- Founded: January 2010
- Dissolved: 12 September 2010
- Merged into: Veneto State
- Ideology: Venetism Separatism

= Party of Venetians (2010) =

The Party of Venetians (Partito dei Veneti, PdV) was a Venetist-separatist coalition of parties active in Veneto.

The alliance, which was formed in January 2010, after the disbandment of Veneto Freedom, was composed of five groups, which continued to be active as factions of Veneto State, since when the PdV was merged into that party:
- a group of splinters from Liga Veneta Repubblica (LVR, centrist)
- Venetians Movement (MV, no ideological affiliation)
- Venetian People's Unity (UPV, communist/socialist)
- Venetian State (SV, no ideological affiliation)
- Bellunese Autonomist Party (PAB, centrist)
- Venetian Independence (IV, liberal)
- Free Veneto (VL, centrist)

==History==

===Veneto Freedom===

Talks between several Venetist parties over the formation of a united party as a reliable competitor of Liga Veneta–Lega Nord started in February 2008 during a meeting in Pastrengo, Verona and Veneto Freedom was eventually launched in November 2009.

However, as soon as in January 2010, the coalition broke up over frictions between the moderate wing led by Fabrizio Comencini and Carlo Covi, respectively leaders of LVR and Venetian Agreement, and the independentist wing led by Patrik Riondato, leader of Venetians Movement. The former wanted to endorse Antonio De Poli of the Union of the Centre for President in the 2010 regional election, a notion vehemently opposed by the independentists, and this ultimately led to the premature death of the coalition.
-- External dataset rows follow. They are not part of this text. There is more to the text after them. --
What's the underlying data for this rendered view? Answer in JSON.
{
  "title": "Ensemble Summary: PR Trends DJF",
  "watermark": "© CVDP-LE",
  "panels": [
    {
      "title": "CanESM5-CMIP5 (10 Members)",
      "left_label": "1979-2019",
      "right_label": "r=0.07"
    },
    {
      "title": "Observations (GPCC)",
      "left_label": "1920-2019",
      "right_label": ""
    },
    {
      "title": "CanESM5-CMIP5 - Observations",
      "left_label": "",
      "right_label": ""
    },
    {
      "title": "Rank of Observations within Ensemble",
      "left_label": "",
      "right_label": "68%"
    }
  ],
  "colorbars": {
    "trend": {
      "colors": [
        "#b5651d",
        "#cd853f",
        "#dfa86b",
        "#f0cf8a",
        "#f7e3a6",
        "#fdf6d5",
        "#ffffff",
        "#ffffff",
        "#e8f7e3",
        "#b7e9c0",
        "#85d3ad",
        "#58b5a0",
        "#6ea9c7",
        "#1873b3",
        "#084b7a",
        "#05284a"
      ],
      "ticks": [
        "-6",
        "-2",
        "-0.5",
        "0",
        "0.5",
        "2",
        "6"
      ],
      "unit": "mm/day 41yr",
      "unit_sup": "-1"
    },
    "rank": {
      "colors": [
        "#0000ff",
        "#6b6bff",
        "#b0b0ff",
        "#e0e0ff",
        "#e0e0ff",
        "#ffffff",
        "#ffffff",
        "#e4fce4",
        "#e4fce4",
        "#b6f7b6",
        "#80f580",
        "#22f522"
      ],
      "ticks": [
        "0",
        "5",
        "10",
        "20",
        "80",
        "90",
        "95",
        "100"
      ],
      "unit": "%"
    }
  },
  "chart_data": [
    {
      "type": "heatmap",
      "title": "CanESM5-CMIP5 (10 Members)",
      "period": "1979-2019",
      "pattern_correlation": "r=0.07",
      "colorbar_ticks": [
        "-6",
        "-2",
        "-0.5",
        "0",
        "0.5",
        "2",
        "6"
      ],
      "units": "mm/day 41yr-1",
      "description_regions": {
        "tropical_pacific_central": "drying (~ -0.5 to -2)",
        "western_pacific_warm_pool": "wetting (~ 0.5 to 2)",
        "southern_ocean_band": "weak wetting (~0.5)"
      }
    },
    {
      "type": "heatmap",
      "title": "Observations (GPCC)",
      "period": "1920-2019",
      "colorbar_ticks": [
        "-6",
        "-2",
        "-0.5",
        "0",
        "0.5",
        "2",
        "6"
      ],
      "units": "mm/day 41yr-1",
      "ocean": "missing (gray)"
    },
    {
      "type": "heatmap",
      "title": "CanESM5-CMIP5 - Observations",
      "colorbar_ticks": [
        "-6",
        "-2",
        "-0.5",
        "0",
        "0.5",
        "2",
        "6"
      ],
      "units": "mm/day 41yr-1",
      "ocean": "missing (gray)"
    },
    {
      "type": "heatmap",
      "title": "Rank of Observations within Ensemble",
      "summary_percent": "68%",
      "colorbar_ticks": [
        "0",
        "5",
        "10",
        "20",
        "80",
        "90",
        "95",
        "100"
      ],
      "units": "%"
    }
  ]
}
===2010 regional election===

Subsequently to the break-up of Veneto Freedom, its independentist core broke away from the moderate wing represented by Comencini to form the PdV. Silvano Polo, a long-time ally of Comencini within LVR, left that party too in order to be the candidate of the PdV in the next regional election. Polo, who has been Mayor of San Bonifacio for two terms (1994–1998 for Liga Veneta–Lega Nord and 2004–2009 for LVR, after having left Liga Veneta in 1998), soon expoused a more independentist line than that of Veneto Freedom and called for an alliance with other Venetist parties, notably the Venetian National Party (PNV), North-East Project (PNE), North-East Union (UNE) and, hopefully, the totality of LVR.

The PNV, which had been a harsh critic of Veneto Freedom before, responded positively but set some stringent conditions, notably: that the joint-list will have the denomination "Venetian National Party", that the candidate must come from PNV ranks due to the primary election ran by the PNV, that the coalition will campaign for an independence referendum and will expouse a coherent independentist position.

On election day Polo won only 0.5% of the vote, while the PdV stopped at 0.4%.

===Merger with the PNV===
On 12 September 2010 the PdV was merged with the PNV to form Veneto State, a united Venetist-separatist party. Giustino Cherubin, a leading member of the Venetians Movement and the PdV, was elected president of the new party, along with PNV's Lodovico Pizzati who was elected secretary.